Il commissario Fuortes ha presentato come da programma il bilancio 2012 della Fondazione. All’indomani del commissariamento del 1° marzo 2011 la stagione è proseguita rispettando il programma originario. Nel 2012 è aumentato il numero di recite della lirica passando da 20 a 30, che diventeranno 40 nel 2013, cifra comunque bassa per un teatro lirico sinfonico, ma che, secondo Fuortes, costituisce un segnale della ripresa in corso. Il costo dei biglietti è rimasto identico ma, valutando i dati, si registra un aumento degli incassi, poiché c’è stata una consistente diminuzione dei biglietti omaggio.

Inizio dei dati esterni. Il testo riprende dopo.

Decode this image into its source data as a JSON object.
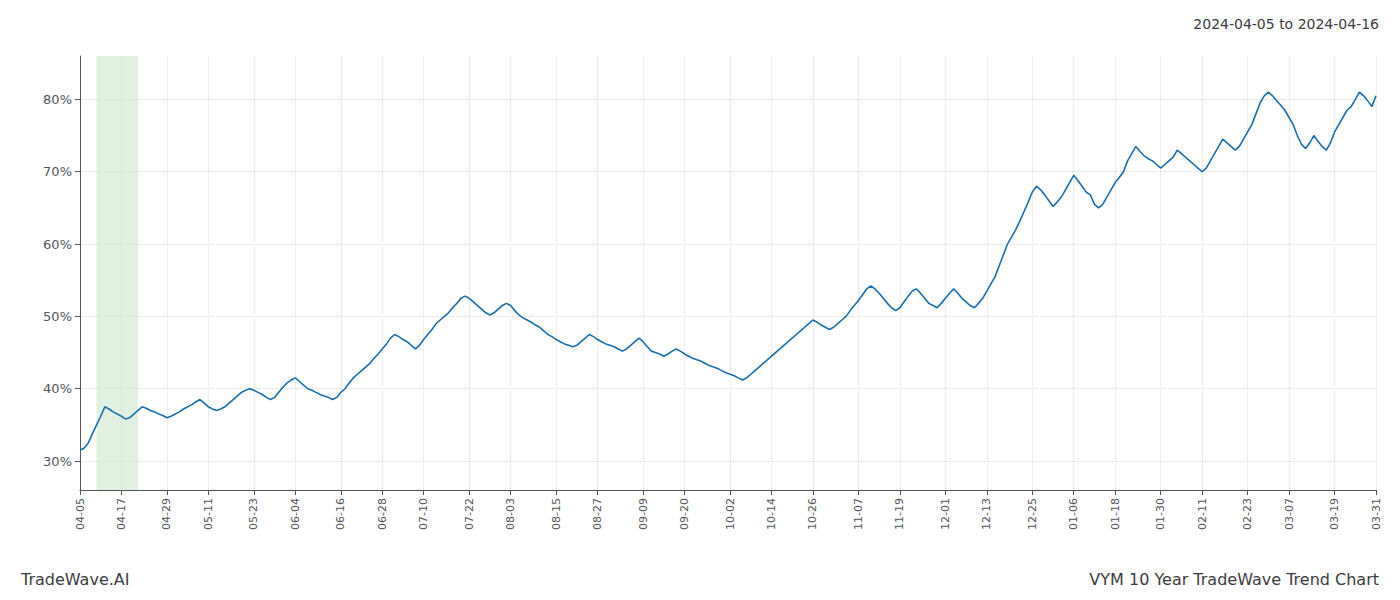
{
  "chart_data": {
    "type": "line",
    "title": "VYM 10 Year TradeWave Trend Chart",
    "subtitle": "2024-04-05 to 2024-04-16",
    "annotations": [
      "TradeWave.AI"
    ],
    "color": "#1a6faf",
    "grid": true,
    "ylim": [
      26,
      86
    ],
    "yticks": [
      {
        "value": 30,
        "label": "30%"
      },
      {
        "value": 40,
        "label": "40%"
      },
      {
        "value": 50,
        "label": "50%"
      },
      {
        "value": 60,
        "label": "60%"
      },
      {
        "value": 70,
        "label": "70%"
      },
      {
        "value": 80,
        "label": "80%"
      }
    ],
    "highlight": {
      "start": 4,
      "end": 14,
      "color": "#c8e6c9"
    },
    "categories": [
      "04-05",
      null,
      null,
      null,
      null,
      null,
      null,
      null,
      null,
      null,
      "04-17",
      null,
      null,
      null,
      null,
      null,
      null,
      null,
      null,
      null,
      null,
      "04-29",
      null,
      null,
      null,
      null,
      null,
      null,
      null,
      null,
      null,
      "05-11",
      null,
      null,
      null,
      null,
      null,
      null,
      null,
      null,
      null,
      null,
      "05-23",
      null,
      null,
      null,
      null,
      null,
      null,
      null,
      null,
      null,
      "06-04",
      null,
      null,
      null,
      null,
      null,
      null,
      null,
      null,
      null,
      null,
      "06-16",
      null,
      null,
      null,
      null,
      null,
      null,
      null,
      null,
      null,
      "06-28",
      null,
      null,
      null,
      null,
      null,
      null,
      null,
      null,
      null,
      "07-10",
      null,
      null,
      null,
      null,
      null,
      null,
      null,
      null,
      null,
      null,
      "07-22",
      null,
      null,
      null,
      null,
      null,
      null,
      null,
      null,
      null,
      "08-03",
      null,
      null,
      null,
      null,
      null,
      null,
      null,
      null,
      null,
      null,
      "08-15",
      null,
      null,
      null,
      null,
      null,
      null,
      null,
      null,
      null,
      "08-27",
      null,
      null,
      null,
      null,
      null,
      null,
      null,
      null,
      null,
      null,
      "09-09",
      null,
      null,
      null,
      null,
      null,
      null,
      null,
      null,
      null,
      "09-20",
      null,
      null,
      null,
      null,
      null,
      null,
      null,
      null,
      null,
      null,
      "10-02",
      null,
      null,
      null,
      null,
      null,
      null,
      null,
      null,
      null,
      "10-14",
      null,
      null,
      null,
      null,
      null,
      null,
      null,
      null,
      null,
      "10-26",
      null,
      null,
      null,
      null,
      null,
      null,
      null,
      null,
      null,
      null,
      "11-07",
      null,
      null,
      null,
      null,
      null,
      null,
      null,
      null,
      null,
      "11-19",
      null,
      null,
      null,
      null,
      null,
      null,
      null,
      null,
      null,
      null,
      "12-01",
      null,
      null,
      null,
      null,
      null,
      null,
      null,
      null,
      null,
      "12-13",
      null,
      null,
      null,
      null,
      null,
      null,
      null,
      null,
      null,
      null,
      "12-25",
      null,
      null,
      null,
      null,
      null,
      null,
      null,
      null,
      null,
      "01-06",
      null,
      null,
      null,
      null,
      null,
      null,
      null,
      null,
      null,
      "01-18",
      null,
      null,
      null,
      null,
      null,
      null,
      null,
      null,
      null,
      null,
      "01-30",
      null,
      null,
      null,
      null,
      null,
      null,
      null,
      null,
      null,
      "02-11",
      null,
      null,
      null,
      null,
      null,
      null,
      null,
      null,
      null,
      null,
      "02-23",
      null,
      null,
      null,
      null,
      null,
      null,
      null,
      null,
      null,
      "03-07",
      null,
      null,
      null,
      null,
      null,
      null,
      null,
      null,
      null,
      null,
      "03-19",
      null,
      null,
      null,
      null,
      null,
      null,
      null,
      null,
      null,
      "03-31"
    ],
    "values": [
      31.5,
      31.8,
      32.5,
      33.8,
      35.0,
      36.2,
      37.5,
      37.2,
      36.8,
      36.5,
      36.2,
      35.8,
      36.0,
      36.5,
      37.0,
      37.5,
      37.3,
      37.0,
      36.8,
      36.5,
      36.3,
      36.0,
      36.2,
      36.5,
      36.8,
      37.2,
      37.5,
      37.8,
      38.2,
      38.5,
      38.0,
      37.5,
      37.2,
      37.0,
      37.2,
      37.5,
      38.0,
      38.5,
      39.0,
      39.5,
      39.8,
      40.0,
      39.8,
      39.5,
      39.2,
      38.8,
      38.5,
      38.8,
      39.5,
      40.2,
      40.8,
      41.2,
      41.5,
      41.0,
      40.5,
      40.0,
      39.8,
      39.5,
      39.2,
      39.0,
      38.8,
      38.5,
      38.8,
      39.5,
      40.0,
      40.8,
      41.5,
      42.0,
      42.5,
      43.0,
      43.5,
      44.2,
      44.8,
      45.5,
      46.2,
      47.0,
      47.5,
      47.2,
      46.8,
      46.5,
      46.0,
      45.5,
      46.0,
      46.8,
      47.5,
      48.2,
      49.0,
      49.5,
      50.0,
      50.5,
      51.2,
      51.8,
      52.5,
      52.8,
      52.5,
      52.0,
      51.5,
      51.0,
      50.5,
      50.2,
      50.5,
      51.0,
      51.5,
      51.8,
      51.5,
      50.8,
      50.2,
      49.8,
      49.5,
      49.2,
      48.8,
      48.5,
      48.0,
      47.5,
      47.2,
      46.8,
      46.5,
      46.2,
      46.0,
      45.8,
      46.0,
      46.5,
      47.0,
      47.5,
      47.2,
      46.8,
      46.5,
      46.2,
      46.0,
      45.8,
      45.5,
      45.2,
      45.5,
      46.0,
      46.5,
      47.0,
      46.5,
      45.8,
      45.2,
      45.0,
      44.8,
      44.5,
      44.8,
      45.2,
      45.5,
      45.2,
      44.8,
      44.5,
      44.2,
      44.0,
      43.8,
      43.5,
      43.2,
      43.0,
      42.8,
      42.5,
      42.2,
      42.0,
      41.8,
      41.5,
      41.2,
      41.5,
      42.0,
      42.5,
      43.0,
      43.5,
      44.0,
      44.5,
      45.0,
      45.5,
      46.0,
      46.5,
      47.0,
      47.5,
      48.0,
      48.5,
      49.0,
      49.5,
      49.2,
      48.8,
      48.5,
      48.2,
      48.5,
      49.0,
      49.5,
      50.0,
      50.8,
      51.5,
      52.2,
      53.0,
      53.8,
      54.2,
      53.8,
      53.2,
      52.5,
      51.8,
      51.2,
      50.8,
      51.2,
      52.0,
      52.8,
      53.5,
      53.8,
      53.2,
      52.5,
      51.8,
      51.5,
      51.2,
      51.8,
      52.5,
      53.2,
      53.8,
      53.2,
      52.5,
      52.0,
      51.5,
      51.2,
      51.8,
      52.5,
      53.5,
      54.5,
      55.5,
      57.0,
      58.5,
      60.0,
      61.0,
      62.0,
      63.2,
      64.5,
      65.8,
      67.2,
      68.0,
      67.5,
      66.8,
      66.0,
      65.2,
      65.8,
      66.5,
      67.5,
      68.5,
      69.5,
      68.8,
      68.0,
      67.2,
      66.8,
      65.5,
      65.0,
      65.5,
      66.5,
      67.5,
      68.5,
      69.2,
      70.0,
      71.5,
      72.5,
      73.5,
      72.8,
      72.2,
      71.8,
      71.5,
      71.0,
      70.5,
      71.0,
      71.5,
      72.0,
      73.0,
      72.5,
      72.0,
      71.5,
      71.0,
      70.5,
      70.0,
      70.5,
      71.5,
      72.5,
      73.5,
      74.5,
      74.0,
      73.5,
      73.0,
      73.5,
      74.5,
      75.5,
      76.5,
      78.0,
      79.5,
      80.5,
      81.0,
      80.5,
      79.8,
      79.2,
      78.5,
      77.5,
      76.5,
      75.0,
      73.8,
      73.2,
      74.0,
      75.0,
      74.2,
      73.5,
      73.0,
      74.0,
      75.5,
      76.5,
      77.5,
      78.5,
      79.0,
      80.0,
      81.0,
      80.5,
      79.8,
      79.0,
      80.5
    ]
  }
}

Passando al conto economico è stato sottolineato che i ricavi del 2011 e del 2012 sono pressoché analoghi a fronte, però, di una diminuzione del 20% dei costi nel 2012. Inoltre si verifica un utile invece che una perdita e si può pertanto concludere che il bilancio è sulla via del riequilibrio. Considerando la situazione patrimoniale si nota come, rispetto al 2011, nel 2012 l’indebitamento netto è stato dimezzato. Si può quindi affermare che la Fondazione goda di buona salute seppure c’è ancora molto da fare come, ad esempio, ridurre il costo medio per recita di opera e balletto, al momento pari a 376.131 euro. Indicatore indiretto della produttività è invece il costo medio del personale per recita che, nel 2012, è stato di 172.653 euro. Come ha sottolineato il commissario, il teatro è fatto innanzitutto di persone e, nel Teatro Petruzzelli, si riscontra una disposizione al lavoro non facilmente rinvenibile in altre istituzioni culturali; “grandi professionalità sia per l’orchestra che per i tecnici, fanno di questo Teatro un ente che ha ottime possibilità di continuare a fare bene e meglio”, ha infine concluso Fuortes.